Richard and Clare were on their way to a wedding in Waitsfield and stopped for a night in the treehouse on the way. It was a hot night in Fern Forest, and we sat outside on the deck with glasses of chilled white wine. Richard deliberated about the best route to Waitsfield and pulled out his iPad to check google map. I gasped. Then he placed the iPad into my trembling hands and pulled out his iPhone. I want an iPhone. And an iPad. Then he handed me his iPhone. Imagine me deep in Fern Forest, hands filled with technology, sitting next to an Irish cream specialist who lives in Taiwan. It doesn’t get any better.
And suddenly I remember that the craze in Taiwan is ice cream served in little plastic toilet bowls. Delete memory. Focus on sound of crickets and rustle of fern fronds.
Richard warned us that he rises at 5:00 a.m. but not to worry—he’d just hook into our wifi and do some work but would be ready for breakfast early. So early we rose, and H made lemon poppyseed scones and I peeled oranges for orange-strawberry salad, and we set the table nicely and put out cashew granola and Greek yogurt and Vermont maple syrup and Vermont cider and our best Vermont cream. And we waited.

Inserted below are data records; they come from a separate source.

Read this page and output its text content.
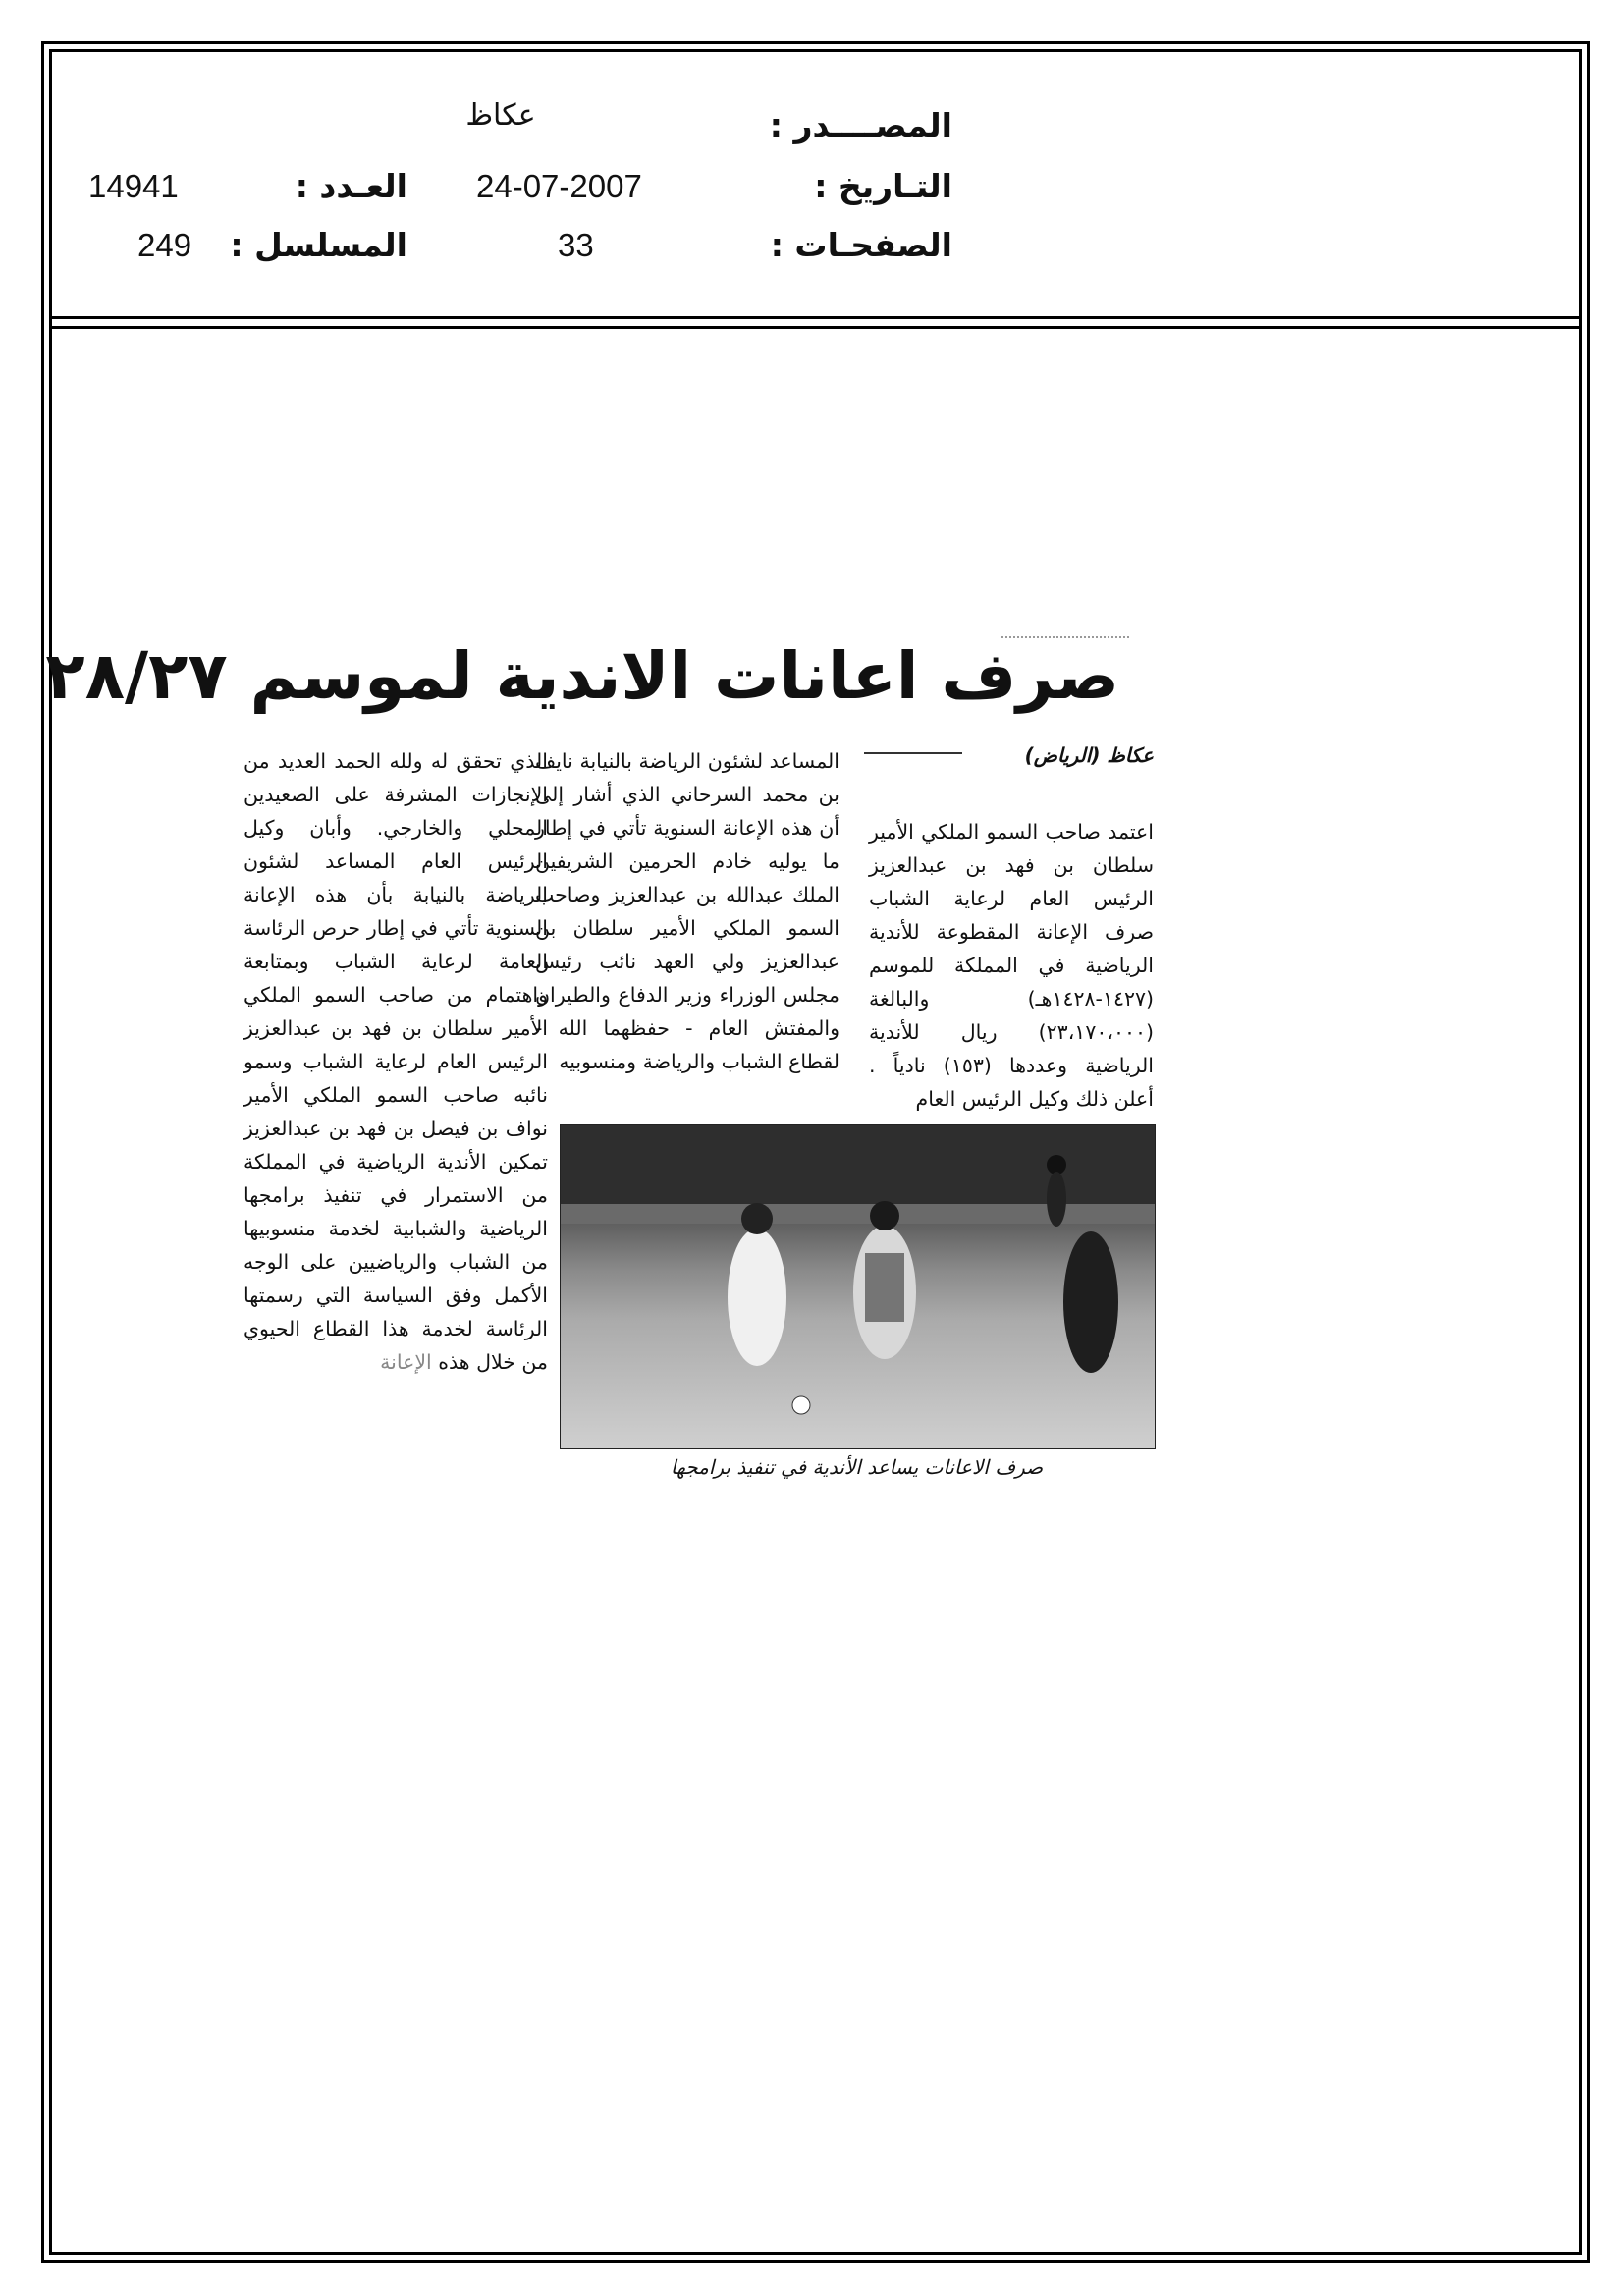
المصــــدر :
عكاظ
التـاريخ :
24-07-2007
العـدد :
14941
الصفحـات :
33
المسلسل :
249
صرف اعانات الاندية لموسم ٢٨/٢٧
عكاظ (الرياض)
اعتمد صاحب السمو الملكي الأمير سلطان بن فهد بن عبدالعزيز الرئيس العام لرعاية الشباب صرف الإعانة المقطوعة للأندية الرياضية في المملكة للموسم (١٤٢٧-١٤٢٨هـ) والبالغة (٢٣،١٧٠،٠٠٠) ريال للأندية الرياضية وعددها (١٥٣) نادياً . أعلن ذلك وكيل الرئيس العام
المساعد لشئون الرياضة بالنيابة نايف بن محمد السرحاني الذي أشار إلى أن هذه الإعانة السنوية تأتي في إطار ما يوليه خادم الحرمين الشريفين الملك عبدالله بن عبدالعزيز وصاحب السمو الملكي الأمير سلطان بن عبدالعزيز ولي العهد نائب رئيس مجلس الوزراء وزير الدفاع والطيران والمفتش العام - حفظهما الله - لقطاع الشباب والرياضة ومنسوبيه
الذي تحقق له ولله الحمد العديد من الإنجازات المشرفة على الصعيدين المحلي والخارجي. وأبان وكيل الرئيس العام المساعد لشئون الرياضة بالنيابة بأن هذه الإعانة السنوية تأتي في إطار حرص الرئاسة العامة لرعاية الشباب وبمتابعة واهتمام من صاحب السمو الملكي الأمير سلطان بن فهد بن عبدالعزيز الرئيس العام لرعاية الشباب وسمو نائبه صاحب السمو الملكي الأمير نواف بن فيصل بن فهد بن عبدالعزيز تمكين الأندية الرياضية في المملكة من الاستمرار في تنفيذ برامجها الرياضية والشبابية لخدمة منسوبيها من الشباب والرياضيين على الوجه الأكمل وفق السياسة التي رسمتها الرئاسة لخدمة هذا القطاع الحيوي من خلال هذه الإعانة
صرف الاعانات يساعد الأندية في تنفيذ برامجها
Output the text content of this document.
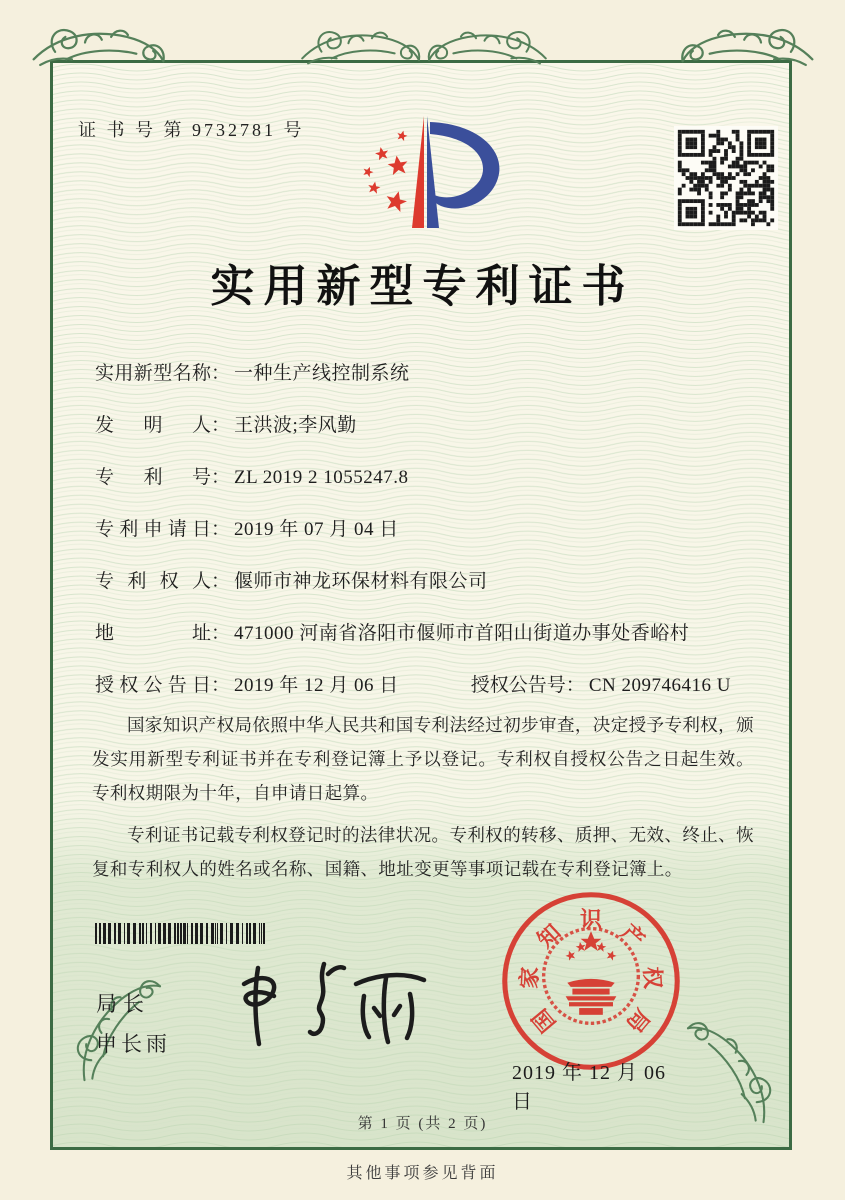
证 书 号 第 9732781 号
实用新型专利证书
实用新型名称： 一种生产线控制系统
发明人： 王洪波;李风勤
专利号： ZL 2019 2 1055247.8
专利申请日： 2019 年 07 月 04 日
专利权人： 偃师市神龙环保材料有限公司
地址： 471000 河南省洛阳市偃师市首阳山街道办事处香峪村
授权公告日： 2019 年 12 月 06 日	授权公告号： CN 209746416 U

国家知识产权局依照中华人民共和国专利法经过初步审查，决定授予专利权，颁发实用新型专利证书并在专利登记簿上予以登记。专利权自授权公告之日起生效。专利权期限为十年，自申请日起算。

专利证书记载专利权登记时的法律状况。专利权的转移、质押、无效、终止、恢复和专利权人的姓名或名称、国籍、地址变更等事项记载在专利登记簿上。

局长
申长雨
国
家
知 识 产
权
局
2019 年 12 月 06 日
第 1 页 (共 2 页)
其他事项参见背面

Nine o’clock rolled around before we saw a flash of pale Brit skin. There’s something about that treehouse that lulls a spirit into languor. Even a blithe spirit like Richard. Clare, I discovered, lives not far from where she was raised in Oxford and has a ten-year-old daughter who loves to read. She has devoured everything Harry Potter and Twilight. “You might read the Twilight series with her,” I advised. “I’ve read them all,” Clare said. Good mama. I gave her my first book, The Black Bonnet, a story set in Burlington, Vermont, in 1858 about fugitive slaves escaping on the underground railroad. I hope Clare’s daughter will read it and send me her thoughts.
The morning was still hot, but Clare and Richard went back out to the treehouse to read a bit before heading for Burlington, where Richard had reserved an air-conditioned room at the Hilton. Handsome and techno savvy and smart—lucky Clare.